Grande mutation des temps modernes : dans nos pays, les politiques de l’identité tendent à remplacer l’aide aux défavorisés. Le Peuple, tel qu’il fut mythifié par la gauche et les républicains, disparaît au profit des minorités. Partout l’ethnique supplante le social, l’éthique le politique, la mémoire vive l’histoire froide. Partout s’installe la détestable habitude de se définir par ses origines, son identité, sa croyance. On réaffirme la différence au moment où l’on veut asseoir l’égalité, au risque de reconduire malgré soi les anciens partis pris attachés à la couleur de peau, aux coutumes. Cette tendance est contemporaine de l’explosion du judiciaire dans le monde moderne. Le tribunal devient le lieu de la réparation qui dédommage les victimes et cloue au pilori les scélérats qui ont osé franchir la ligne. Si le procès est devenu, à l’âge démocratique, la figure pédagogique par excellence, c’est que chacun y défend la cause la plus chère qui soit, lui-même, et expose devant témoins sa souffrance, ses humiliations. Le trio de l’Avocat, du Juge et du Plaignant consacre les prétoires comme la scène emblématique de l’aventure humaine, à l’âge de l’identité.
Qu’est-ce que le politiquement correct ? L’allergie à la nomination, l’escamotage des difficultés, l’impossibilité de dire les choses sinon par métaphore, déplacement, amphigourisme. On floute les mots comme on floute les organes génitaux sur certaines statues, comme on cachait les pieds des pianos à l’époque victorienne pour ne pas heurter la bonne société. Dire ce qui est, dire ce qu’on voit serait choquant. C’est exactement ce que signifie le verbe « stigmatiser » qui veut dire parler de ce qui devrait être passé sous silence. On « stigmatise » dès qu’on désigne un problème. Songeons que le président Obama, comme d’ailleurs François Hollande, durant leurs mandats respectifs, furent incapables de parler de « terrorisme islamique » ou « d’islam radical » mais usèrent toujours d’expressions contournées ou neutres pour qualifier nos ennemis. Le tabou contemporain ne prétend pas sanctuariser seulement des croyances ou des idées mais des pans entiers du réel. Dans certaines universités américaines, par exemple, le simple usage de l’expression « islamisme » ou « islam radical » est interdit par les autorités.

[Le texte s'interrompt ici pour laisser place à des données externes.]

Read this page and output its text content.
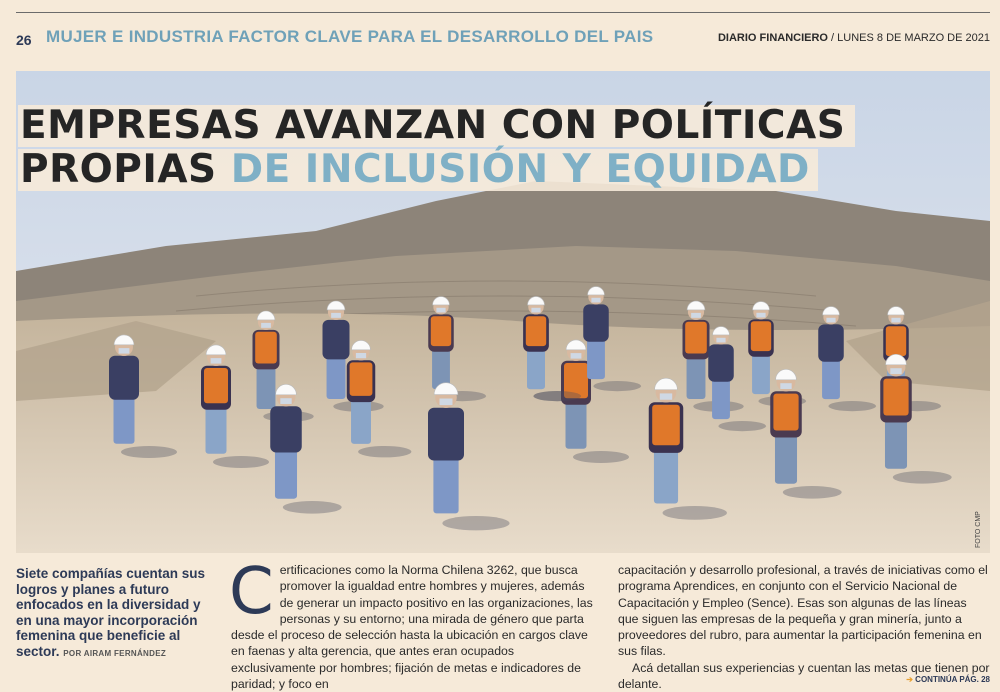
26 MUJER E INDUSTRIA FACTOR CLAVE PARA EL DESARROLLO DEL PAIS	DIARIO FINANCIERO / LUNES 8 DE MARZO DE 2021
EMPRESAS AVANZAN CON POLÍTICAS
PROPIAS DE INCLUSIÓN Y EQUIDAD
FOTO CMP
Siete compañías cuentan sus logros y planes a futuro enfocados en la diversidad y en una mayor incorporación femenina que beneficie al sector. POR AIRAM FERNÁNDEZ
Certificaciones como la Norma Chilena 3262, que busca promover la igualdad entre hombres y mujeres, además de generar un impacto positivo en las organizaciones, las personas y su entorno; una mirada de género que parta desde el proceso de selección hasta la ubicación en cargos clave en faenas y alta gerencia, que antes eran ocupados exclusivamente por hombres; fijación de metas e indicadores de paridad; y foco en
capacitación y desarrollo profesional, a través de iniciativas como el programa Aprendices, en conjunto con el Servicio Nacional de Capacitación y Empleo (Sence). Esas son algunas de las líneas que siguen las empresas de la pequeña y gran minería, junto a proveedores del rubro, para aumentar la participación femenina en sus filas.
Acá detallan sus experiencias y cuentan las metas que tienen por delante.	➔ CONTINÚA PÁG. 28
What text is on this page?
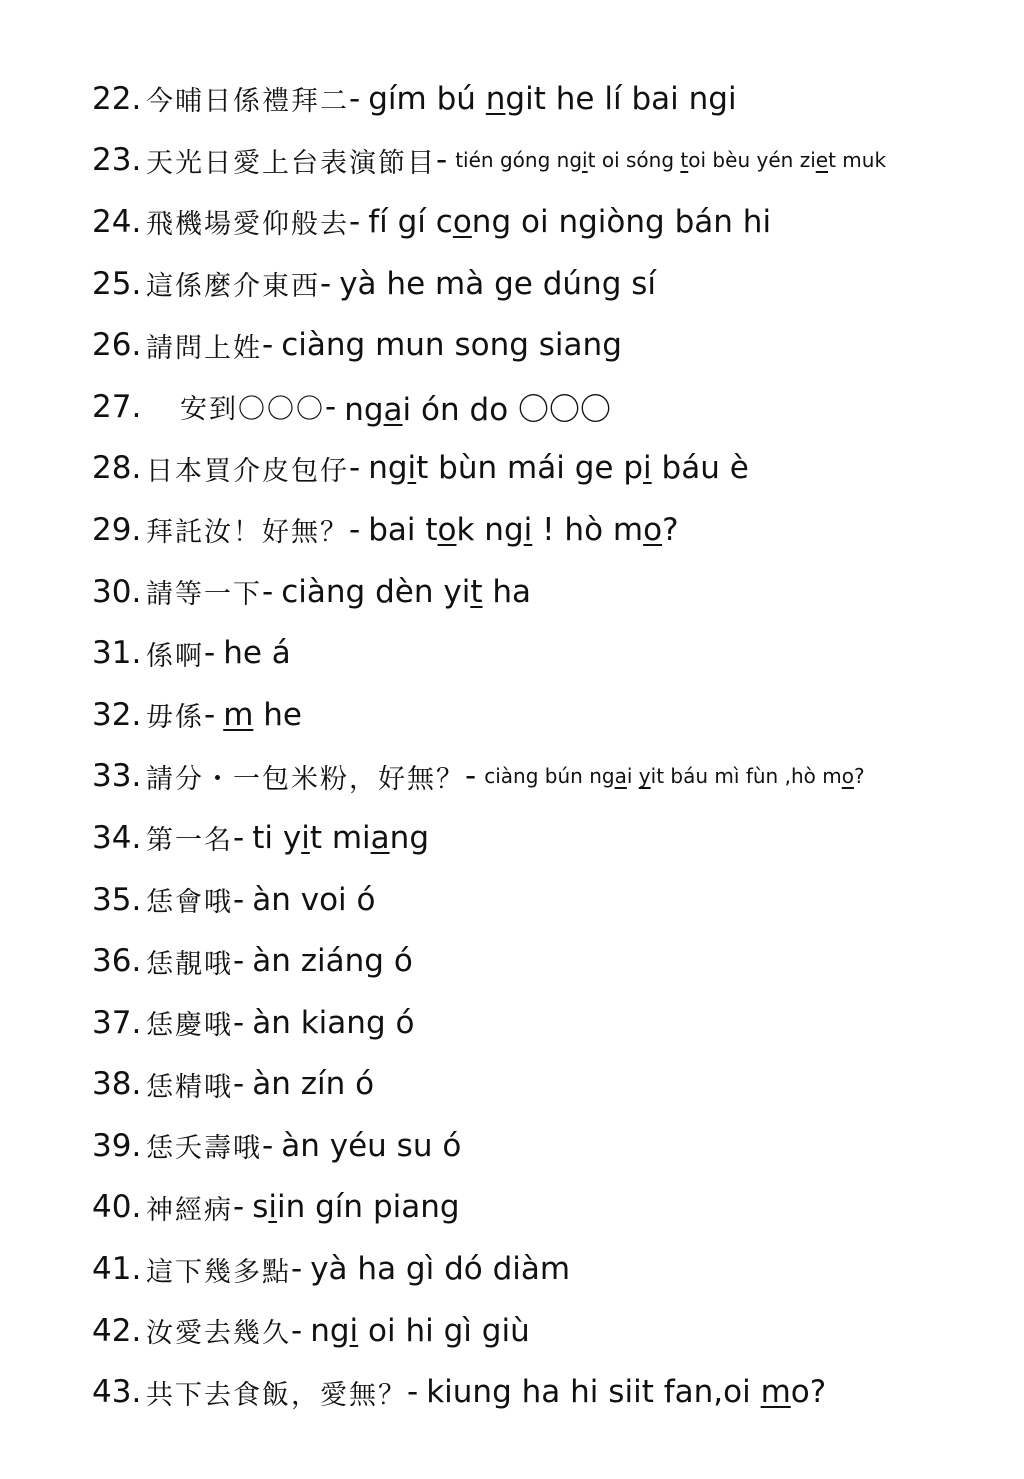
22. 今晡日係禮拜二 - gím bú ngit he lí bai ngi
23. 天光日愛上台表演節目 - tién góng ngit oi sóng toi bèu yén ziet muk
24. 飛機場愛仰般去 - fí gí cong oi ngiòng bán hi
25. 這係麼介東西 - yà he mà ge dúng sí
26. 請問上姓 - ciàng mun song siang
27.	安到〇〇〇 - ngai ón do 〇〇〇
28. 日本買介皮包仔 - ngit bùn mái ge pi báu è
29. 拜託汝！好無？ - bai tok ngi ! hò mo?
30. 請等一下 - ciàng dèn yit ha
31. 係啊 - he á
32. 毋係 - m he
33. 請分・一包米粉，好無？ - ciàng bún ngai yit báu mì fùn ,hò mo?
34. 第一名 - ti yit miang
35. 恁會哦 - àn voi ó
36. 恁靚哦 - àn ziáng ó
37. 恁慶哦 - àn kiang ó
38. 恁精哦 - àn zín ó
39. 恁夭壽哦 - àn yéu su ó
40. 神經病 - siin gín piang
41. 這下幾多點 - yà ha gì dó diàm
42. 汝愛去幾久 - ngi oi hi gì giù
43. 共下去食飯，愛無？ - kiung ha hi siit fan,oi mo?
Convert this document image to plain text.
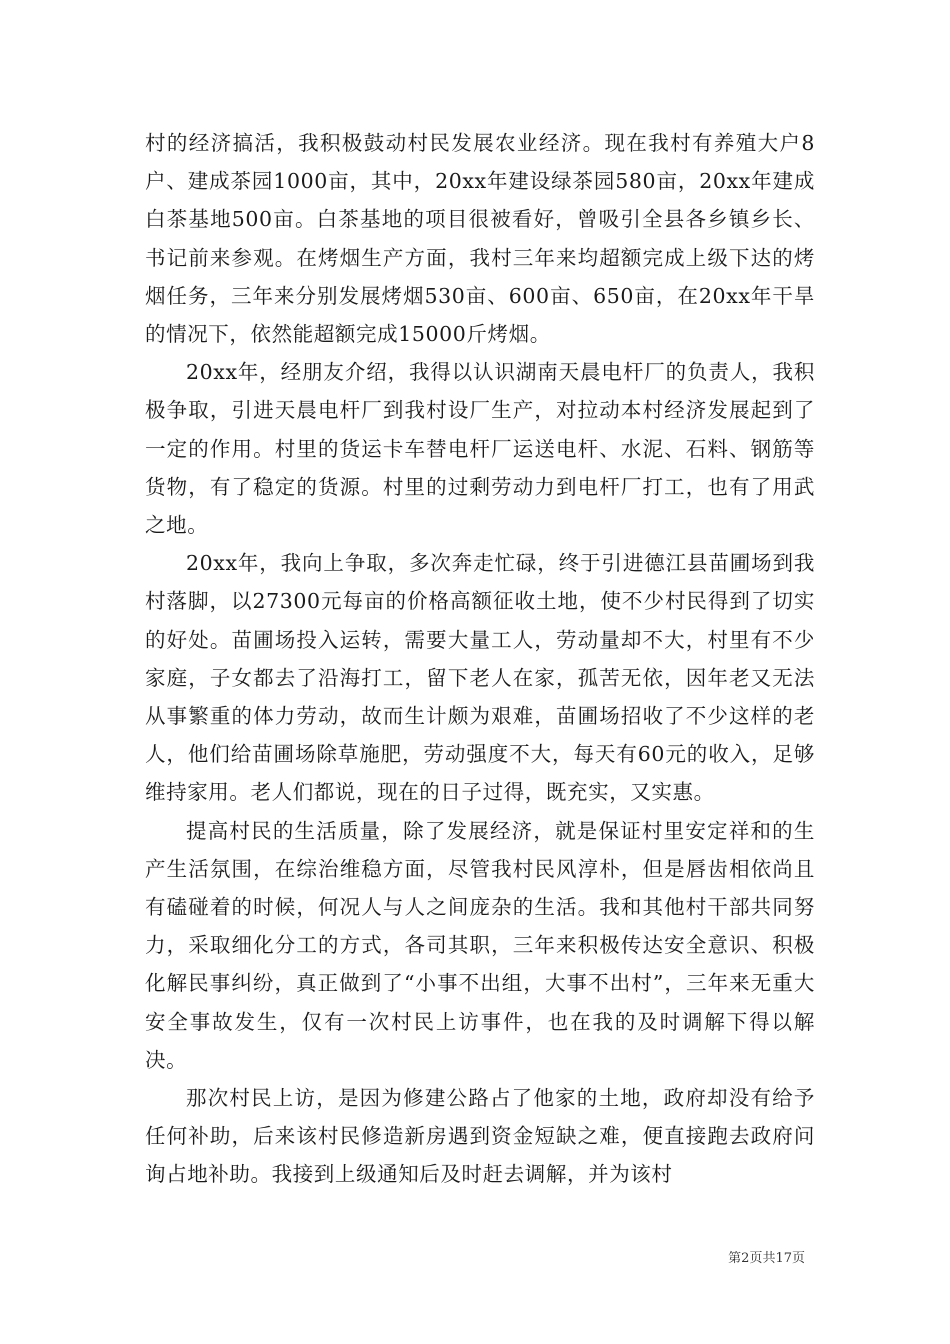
村的经济搞活，我积极鼓动村民发展农业经济。现在我村有养殖大户8户、建成茶园1000亩，其中，20xx年建设绿茶园580亩，20xx年建成白茶基地500亩。白茶基地的项目很被看好，曾吸引全县各乡镇乡长、书记前来参观。在烤烟生产方面，我村三年来均超额完成上级下达的烤烟任务，三年来分别发展烤烟530亩、600亩、650亩，在20xx年干旱的情况下，依然能超额完成15000斤烤烟。

20xx年，经朋友介绍，我得以认识湖南天晨电杆厂的负责人，我积极争取，引进天晨电杆厂到我村设厂生产，对拉动本村经济发展起到了一定的作用。村里的货运卡车替电杆厂运送电杆、水泥、石料、钢筋等货物，有了稳定的货源。村里的过剩劳动力到电杆厂打工，也有了用武之地。

20xx年，我向上争取，多次奔走忙碌，终于引进德江县苗圃场到我村落脚，以27300元每亩的价格高额征收土地，使不少村民得到了切实的好处。苗圃场投入运转，需要大量工人，劳动量却不大，村里有不少家庭，子女都去了沿海打工，留下老人在家，孤苦无依，因年老又无法从事繁重的体力劳动，故而生计颇为艰难，苗圃场招收了不少这样的老人，他们给苗圃场除草施肥，劳动强度不大，每天有60元的收入，足够维持家用。老人们都说，现在的日子过得，既充实，又实惠。

提高村民的生活质量，除了发展经济，就是保证村里安定祥和的生产生活氛围，在综治维稳方面，尽管我村民风淳朴，但是唇齿相依尚且有磕碰着的时候，何况人与人之间庞杂的生活。我和其他村干部共同努力，采取细化分工的方式，各司其职，三年来积极传达安全意识、积极化解民事纠纷，真正做到了“小事不出组，大事不出村”，三年来无重大安全事故发生，仅有一次村民上访事件，也在我的及时调解下得以解决。

那次村民上访，是因为修建公路占了他家的土地，政府却没有给予任何补助，后来该村民修造新房遇到资金短缺之难，便直接跑去政府问询占地补助。我接到上级通知后及时赶去调解，并为该村

第2页共17页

La querelle de l’islamophobie est révélatrice enfin d’un autre phénomène : le surgissement continu de « nouveaux racismes » que l’on enregistre avec une fébrilité anxieuse. Voilà ce mot atteint d’obésité galopante et qui avale dans sa définition toutes sortes de comportements, d’attitudes, de rites qui ne lui étaient pas liés jusque-là. L’antiracisme, pareil à l’humanitaire, est un marché en pleine expansion où chaque groupe, pour exister, doit exciper d’une blessure qui le singularise. Ce ne sont plus des associations de citoyens qui s’allient pour combattre le racisme, ce sont des lobbies confessionnels ou communautaires qui inventent de nouvelles formes de discriminations pour justifier leur existence, recevoir le maximum de publicité, de réparations. Claude Lévi-Strauss le disait déjà : « Rien ne compromet davantage, n’affaiblit de l’intérieur et n’affadit plus la lutte contre le racisme que cette façon de mettre le terme à toutes les sauces en confondant des théories fausses mais explicites avec des inclinations, des attitudes communes dont il serait illusoire d’imaginer que l’humanité puisse un jour s’affranchir. » L’antiraciste conséquent est un limier qui déniche chaque matin une nouvelle forme de ségrégation, tout heureux d’avoir rajouté cette nouvelle espèce à la grande taxinomie de la pensée progressiste.